The direction is sometimes pedestrian. There’s too much set-up. And I couldn’t work out if some of their heist tricks were glaringly obvious or simply acknowledging that men are, in fact, simple creatures. Sudden problems are too easily solved by a newly-appearing minor character, when it takes me weeks to get a plumber.
But ultimately Ocean’s 8 is a buoyant ride; whose A-list cast give witty and vibrant performances which support each other’s characters as much as showcasing their own.
Debbie’s motivations for stealing the necklace seem to be two-fold: revenge (not a complaint, he totally deserves it); and, like Mallory’s famous justification for climbing Everest, because it’s there.

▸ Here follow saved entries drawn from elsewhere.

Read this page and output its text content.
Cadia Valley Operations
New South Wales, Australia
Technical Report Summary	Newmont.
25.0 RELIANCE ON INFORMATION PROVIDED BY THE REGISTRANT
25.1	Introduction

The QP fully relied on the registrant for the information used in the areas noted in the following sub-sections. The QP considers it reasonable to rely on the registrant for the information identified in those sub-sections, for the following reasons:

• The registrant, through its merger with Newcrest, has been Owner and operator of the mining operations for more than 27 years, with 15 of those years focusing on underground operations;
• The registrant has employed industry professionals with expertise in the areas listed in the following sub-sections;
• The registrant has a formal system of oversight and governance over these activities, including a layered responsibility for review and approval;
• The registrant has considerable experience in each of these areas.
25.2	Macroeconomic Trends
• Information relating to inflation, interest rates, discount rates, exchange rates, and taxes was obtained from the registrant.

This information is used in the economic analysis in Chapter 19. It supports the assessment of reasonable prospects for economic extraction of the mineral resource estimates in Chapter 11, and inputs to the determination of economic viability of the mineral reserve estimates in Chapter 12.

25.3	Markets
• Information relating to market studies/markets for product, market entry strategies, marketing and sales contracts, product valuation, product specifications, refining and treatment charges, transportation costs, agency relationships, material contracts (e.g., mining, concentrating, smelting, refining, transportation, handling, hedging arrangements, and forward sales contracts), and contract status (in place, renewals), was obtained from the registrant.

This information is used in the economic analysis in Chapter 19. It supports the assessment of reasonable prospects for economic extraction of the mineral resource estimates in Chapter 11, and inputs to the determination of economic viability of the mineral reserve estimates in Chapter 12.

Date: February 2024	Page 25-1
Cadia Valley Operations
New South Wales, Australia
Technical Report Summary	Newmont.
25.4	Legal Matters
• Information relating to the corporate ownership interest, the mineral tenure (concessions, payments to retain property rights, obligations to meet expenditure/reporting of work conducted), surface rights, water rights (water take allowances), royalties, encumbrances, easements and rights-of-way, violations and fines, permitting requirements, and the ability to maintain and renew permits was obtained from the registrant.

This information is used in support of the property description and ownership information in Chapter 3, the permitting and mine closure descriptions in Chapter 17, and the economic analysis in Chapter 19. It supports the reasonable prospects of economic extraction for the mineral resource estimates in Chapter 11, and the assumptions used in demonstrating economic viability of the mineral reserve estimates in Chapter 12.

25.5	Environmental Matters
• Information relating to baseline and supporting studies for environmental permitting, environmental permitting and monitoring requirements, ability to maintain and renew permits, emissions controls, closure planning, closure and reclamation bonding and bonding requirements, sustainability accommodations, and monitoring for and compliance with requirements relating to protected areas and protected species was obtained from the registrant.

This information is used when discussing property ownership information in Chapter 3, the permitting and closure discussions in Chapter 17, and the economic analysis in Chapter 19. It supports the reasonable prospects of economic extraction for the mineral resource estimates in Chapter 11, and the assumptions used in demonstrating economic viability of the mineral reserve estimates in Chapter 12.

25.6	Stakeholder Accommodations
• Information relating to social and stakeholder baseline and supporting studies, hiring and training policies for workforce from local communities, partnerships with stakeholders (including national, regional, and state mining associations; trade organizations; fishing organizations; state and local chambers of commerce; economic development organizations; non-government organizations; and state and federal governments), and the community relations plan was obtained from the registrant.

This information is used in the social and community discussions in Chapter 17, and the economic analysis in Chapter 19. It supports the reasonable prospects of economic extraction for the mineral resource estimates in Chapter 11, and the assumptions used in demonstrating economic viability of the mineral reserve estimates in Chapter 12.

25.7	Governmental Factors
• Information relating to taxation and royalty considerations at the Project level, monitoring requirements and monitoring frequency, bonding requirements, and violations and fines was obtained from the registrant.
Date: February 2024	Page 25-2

And really, what more do you need?
“A him gets noticed, a her gets ignored” she comments, as they’re building an inconspicuous all-women team, though that could never happen with these women. The only male character with any real presence (apart from the dead Danny) is Debbie’s ex-boyfriend, art dealer Claude Becker (Richard Armitage) who is suitably deserving of our combined wrath while also being the object of my female gaze.
Ocean’s 8 has taken some stick, often undeserved. But as Lou coos to Rose after the designer has read out a particularly nasty blog post about her fashion show “That’s very cruel but it doesn’t make it true” (and remember that if I’m ever mean to you).